Last week was also our fantasy league’s championship round. In case you were wondering, my brother took home first place.
This player in question is Carmelo Anthony of the New York Knicks. The stomach-churning tear he went on last week actually crested with him surpassing Oklahoma City’s Kevin Durant by a hair’s breadth for the scoring title lead after their duel on Sunday.
The smart money now has Anthony taking home his first career scoring title over Durant (who has won the title the past three years). My hypothesis on why: Carmelo Anthony cannot see hands.
I don’t know how else to explain what I saw from the T.V. in the Daily Trojan Sports Department office last Tuesday.

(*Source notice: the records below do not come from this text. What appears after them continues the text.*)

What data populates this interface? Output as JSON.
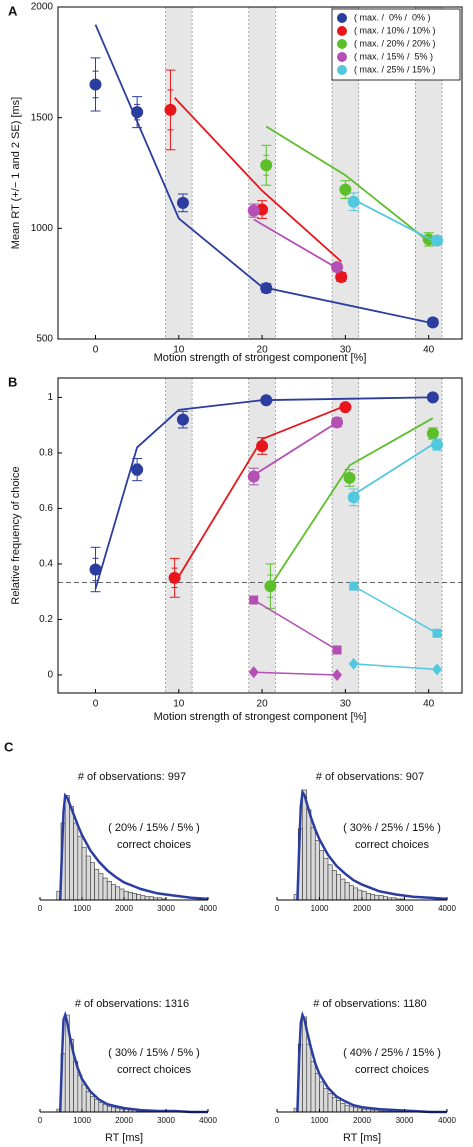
{
  "chart_data": [
    {
      "type": "scatter",
      "panel": "A",
      "xlabel": "Motion strength of strongest component [%]",
      "ylabel": "Mean RT (+/− 1 and 2 SE) [ms]",
      "xlim": [
        -4.5,
        44
      ],
      "xticks": [
        0,
        10,
        20,
        30,
        40
      ],
      "ylim": [
        500,
        2000
      ],
      "yticks": [
        500,
        1000,
        1500,
        2000
      ],
      "bands": [
        10,
        20,
        30,
        40
      ],
      "legend": "upper right",
      "series": [
        {
          "name": "( max. /  0% /  0% )",
          "color": "#2b3d9e",
          "x": [
            0,
            5,
            10.5,
            20.5,
            40.5
          ],
          "values": [
            1650,
            1525,
            1115,
            730,
            575
          ],
          "errors": [
            60,
            35,
            20,
            10,
            8
          ],
          "line_x": [
            0,
            10,
            20,
            40
          ],
          "line_values": [
            1920,
            1045,
            735,
            575
          ]
        },
        {
          "name": "( max. / 10% / 10% )",
          "color": "#e8161b",
          "x": [
            9,
            20,
            29.5
          ],
          "values": [
            1535,
            1085,
            780
          ],
          "errors": [
            90,
            20,
            10
          ],
          "line_x": [
            9.5,
            20,
            29.5
          ],
          "line_values": [
            1590,
            1170,
            850
          ]
        },
        {
          "name": "( max. / 20% / 20% )",
          "color": "#5cbf2a",
          "x": [
            20.5,
            30,
            40
          ],
          "values": [
            1285,
            1175,
            950
          ],
          "errors": [
            45,
            20,
            15
          ],
          "line_x": [
            20.5,
            30,
            40
          ],
          "line_values": [
            1460,
            1240,
            940
          ]
        },
        {
          "name": "( max. / 15% /  5% )",
          "color": "#b44fb4",
          "x": [
            19,
            29
          ],
          "values": [
            1080,
            825
          ],
          "errors": [
            15,
            8
          ],
          "line_x": [
            19,
            29
          ],
          "line_values": [
            1040,
            820
          ]
        },
        {
          "name": "( max. / 25% / 15% )",
          "color": "#52c8de",
          "x": [
            31,
            41
          ],
          "values": [
            1120,
            945
          ],
          "errors": [
            20,
            10
          ],
          "line_x": [
            31,
            41
          ],
          "line_values": [
            1130,
            935
          ]
        }
      ]
    },
    {
      "type": "scatter",
      "panel": "B",
      "xlabel": "Motion strength of strongest component [%]",
      "ylabel": "Relative frequency of choice",
      "xlim": [
        -4.5,
        44
      ],
      "xticks": [
        0,
        10,
        20,
        30,
        40
      ],
      "ylim": [
        -0.065,
        1.07
      ],
      "yticks": [
        0,
        0.2,
        0.4,
        0.6,
        0.8,
        1
      ],
      "bands": [
        10,
        20,
        30,
        40
      ],
      "reference_line": 0.333,
      "series": [
        {
          "color": "#2b3d9e",
          "x": [
            0,
            5,
            10.5,
            20.5,
            40.5
          ],
          "values": [
            0.38,
            0.74,
            0.92,
            0.99,
            1.0
          ],
          "errors": [
            0.04,
            0.02,
            0.015,
            0.005,
            0.003
          ],
          "line_x": [
            0,
            5,
            10,
            20,
            40
          ],
          "line_values": [
            0.31,
            0.82,
            0.955,
            0.99,
            1.0
          ]
        },
        {
          "color": "#e8161b",
          "x": [
            9.5,
            20,
            30
          ],
          "values": [
            0.35,
            0.825,
            0.965
          ],
          "errors": [
            0.035,
            0.015,
            0.005
          ],
          "line_x": [
            9.5,
            20,
            30
          ],
          "line_values": [
            0.33,
            0.85,
            0.97
          ]
        },
        {
          "color": "#5cbf2a",
          "x": [
            21,
            30.5,
            40.5
          ],
          "values": [
            0.32,
            0.71,
            0.87
          ],
          "errors": [
            0.04,
            0.015,
            0.01
          ],
          "line_x": [
            21,
            30.5,
            40.5
          ],
          "line_values": [
            0.32,
            0.755,
            0.925
          ]
        },
        {
          "color": "#b44fb4",
          "x": [
            19,
            29
          ],
          "values": [
            0.715,
            0.91
          ],
          "errors": [
            0.015,
            0.008
          ],
          "line_x": [
            19,
            29
          ],
          "line_values": [
            0.72,
            0.91
          ],
          "square_x": [
            19,
            29
          ],
          "square_values": [
            0.27,
            0.09
          ],
          "diamond_x": [
            19,
            29
          ],
          "diamond_values": [
            0.01,
            0.0
          ]
        },
        {
          "color": "#52c8de",
          "x": [
            31,
            41
          ],
          "values": [
            0.64,
            0.83
          ],
          "errors": [
            0.015,
            0.01
          ],
          "line_x": [
            31,
            41
          ],
          "line_values": [
            0.65,
            0.84
          ],
          "square_x": [
            31,
            41
          ],
          "square_values": [
            0.32,
            0.15
          ],
          "diamond_x": [
            31,
            41
          ],
          "diamond_values": [
            0.04,
            0.02
          ]
        }
      ]
    },
    {
      "type": "histogram",
      "panel": "C",
      "title": "# of observations: 997",
      "annotations": [
        "( 20% / 15% / 5% )",
        "correct choices"
      ],
      "xlim": [
        0,
        4000
      ],
      "xticks": [
        0,
        1000,
        2000,
        3000,
        4000
      ],
      "ylim": [
        0,
        100
      ],
      "color": "#2b3d9e",
      "bins": [
        400,
        500,
        600,
        700,
        800,
        900,
        1000,
        1100,
        1200,
        1300,
        1400,
        1500,
        1600,
        1700,
        1800,
        1900,
        2000,
        2100,
        2200,
        2300,
        2400,
        2500,
        2600,
        2700,
        2800,
        2900,
        3000
      ],
      "counts": [
        8,
        70,
        95,
        85,
        70,
        58,
        48,
        40,
        34,
        28,
        24,
        20,
        17,
        14,
        12,
        10,
        8,
        7,
        6,
        5,
        4,
        3,
        3,
        2,
        2,
        1
      ],
      "curve_x": [
        480,
        520,
        560,
        600,
        650,
        700,
        800,
        900,
        1000,
        1200,
        1400,
        1600,
        1800,
        2000,
        2400,
        2800,
        3200,
        3600,
        4000
      ],
      "curve_values": [
        0,
        40,
        80,
        95,
        93,
        88,
        78,
        68,
        59,
        45,
        35,
        27,
        21,
        16,
        10,
        6,
        4,
        2,
        1
      ]
    },
    {
      "type": "histogram",
      "title": "# of observations: 907",
      "annotations": [
        "( 30% / 25% / 15% )",
        "correct choices"
      ],
      "xlim": [
        0,
        4000
      ],
      "xticks": [
        0,
        1000,
        2000,
        3000,
        4000
      ],
      "ylim": [
        0,
        100
      ],
      "color": "#2b3d9e",
      "bins": [
        400,
        500,
        600,
        700,
        800,
        900,
        1000,
        1100,
        1200,
        1300,
        1400,
        1500,
        1600,
        1700,
        1800,
        1900,
        2000,
        2100,
        2200,
        2300,
        2400,
        2500,
        2600,
        2700,
        2800,
        2900,
        3000
      ],
      "counts": [
        5,
        65,
        100,
        82,
        66,
        54,
        45,
        38,
        32,
        27,
        23,
        19,
        16,
        13,
        11,
        9,
        8,
        6,
        5,
        4,
        4,
        3,
        2,
        2,
        1,
        1
      ],
      "curve_x": [
        480,
        520,
        560,
        600,
        650,
        700,
        800,
        900,
        1000,
        1200,
        1400,
        1600,
        1800,
        2000,
        2400,
        2800,
        3200,
        3600,
        4000
      ],
      "curve_values": [
        0,
        45,
        85,
        98,
        95,
        88,
        75,
        64,
        55,
        41,
        31,
        24,
        18,
        14,
        8,
        5,
        3,
        2,
        1
      ]
    },
    {
      "type": "histogram",
      "title": "# of observations: 1316",
      "annotations": [
        "( 30% / 15% / 5% )",
        "correct choices"
      ],
      "xlim": [
        0,
        4000
      ],
      "xticks": [
        0,
        1000,
        2000,
        3000,
        4000
      ],
      "ylim": [
        0,
        100
      ],
      "color": "#2b3d9e",
      "xlabel": "RT [ms]",
      "bins": [
        400,
        500,
        600,
        700,
        800,
        900,
        1000,
        1100,
        1200,
        1300,
        1400,
        1500,
        1600,
        1700,
        1800,
        1900,
        2000,
        2100,
        2200,
        2300,
        2400,
        2500,
        2600,
        2700,
        2800,
        2900,
        3000
      ],
      "counts": [
        3,
        60,
        100,
        75,
        52,
        38,
        28,
        21,
        16,
        13,
        10,
        8,
        6,
        5,
        4,
        3,
        3,
        2,
        2,
        1,
        1,
        1,
        1,
        0,
        0,
        0
      ],
      "curve_x": [
        480,
        520,
        560,
        600,
        650,
        700,
        800,
        900,
        1000,
        1200,
        1400,
        1600,
        1800,
        2000,
        2400,
        2800,
        3200,
        3600,
        4000
      ],
      "curve_values": [
        0,
        50,
        95,
        100,
        92,
        80,
        60,
        45,
        34,
        21,
        13,
        8,
        6,
        4,
        2,
        1,
        1,
        0,
        0
      ]
    },
    {
      "type": "histogram",
      "title": "# of observations: 1180",
      "annotations": [
        "( 40% / 25% / 15% )",
        "correct choices"
      ],
      "xlim": [
        0,
        4000
      ],
      "xticks": [
        0,
        1000,
        2000,
        3000,
        4000
      ],
      "ylim": [
        0,
        100
      ],
      "color": "#2b3d9e",
      "xlabel": "RT [ms]",
      "bins": [
        400,
        500,
        600,
        700,
        800,
        900,
        1000,
        1100,
        1200,
        1300,
        1400,
        1500,
        1600,
        1700,
        1800,
        1900,
        2000,
        2100,
        2200,
        2300,
        2400,
        2500,
        2600,
        2700,
        2800,
        2900,
        3000
      ],
      "counts": [
        4,
        70,
        98,
        70,
        52,
        40,
        31,
        24,
        19,
        15,
        12,
        9,
        7,
        6,
        5,
        4,
        3,
        3,
        2,
        2,
        1,
        1,
        1,
        1,
        0,
        0
      ],
      "curve_x": [
        480,
        520,
        560,
        600,
        650,
        700,
        800,
        900,
        1000,
        1200,
        1400,
        1600,
        1800,
        2000,
        2400,
        2800,
        3200,
        3600,
        4000
      ],
      "curve_values": [
        0,
        55,
        92,
        100,
        95,
        84,
        66,
        50,
        39,
        25,
        16,
        11,
        7,
        5,
        3,
        2,
        1,
        0,
        0
      ]
    }
  ]
}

I was sitting on a couch pretending to be engaged in conversation, but really watching Miami’s defensive specialist Shane Battier close out on Anthony over and over again.
Battier put a hand in Anthony’s face: 18-footer swish. Then Battier contested a 26-footer, fingertips inches from Melo’s forehead. Nothing but net.
There’s a hand in Anthony’s face, but you get the feeling he doesn’t see it.
I think maybe four of Anthony’s shots hit the rim that night against Miami. The other 14 shots he made that night didn’t. It’s been a similar story ever since. Anthony is on fire in the month of April, averaging 41.7 points a game on 60.9 percent shooting, including an unconscionable 56 percent from beyond the arc.
Which isn’t to say Durant is completely out of the running. Durant is an efficient, consistent scoring machine. All it would take would be a couple subpar starts from Anthony to put Durant right back in the driver’s seat for the scoring title.
However, for Durant, winning a scoring title never seemed like a matter of life and death. For Anthony, who has been characterized as a heartless gunner (and lives up to his billing by launching 22 shots a game), it almost feels like a potential career-defining moment.
A scoring title means much more for Anthony than it does for Durant, even if the former would never testify to the fact publicly. It would firmly re-establish him at or near the top of the NBA landscape after his less-than-illustrious 2011-2012 campaign. It would acknowledge the work he put in during the offseason to come back in better shape. It could even give him the perspective required of a leader at the helm of a playoff charge, and in doing so, possibly give the Miami Heat a tough series in the Eastern Conference Finals.
If the Heat aren’t careful, this could be the summer where Anthony finally “arrives” and rides the ensuing momentum to push the Knicks, winners of 12 straight, to the precipice of the NBA Finals.
It’s all speculation, though. As for what becomes of the Knicks’ current hot streak and their up-and-down season is anybody’s guess. Either way, don’t ask Anthony to predict the future. For now, all he can do is score.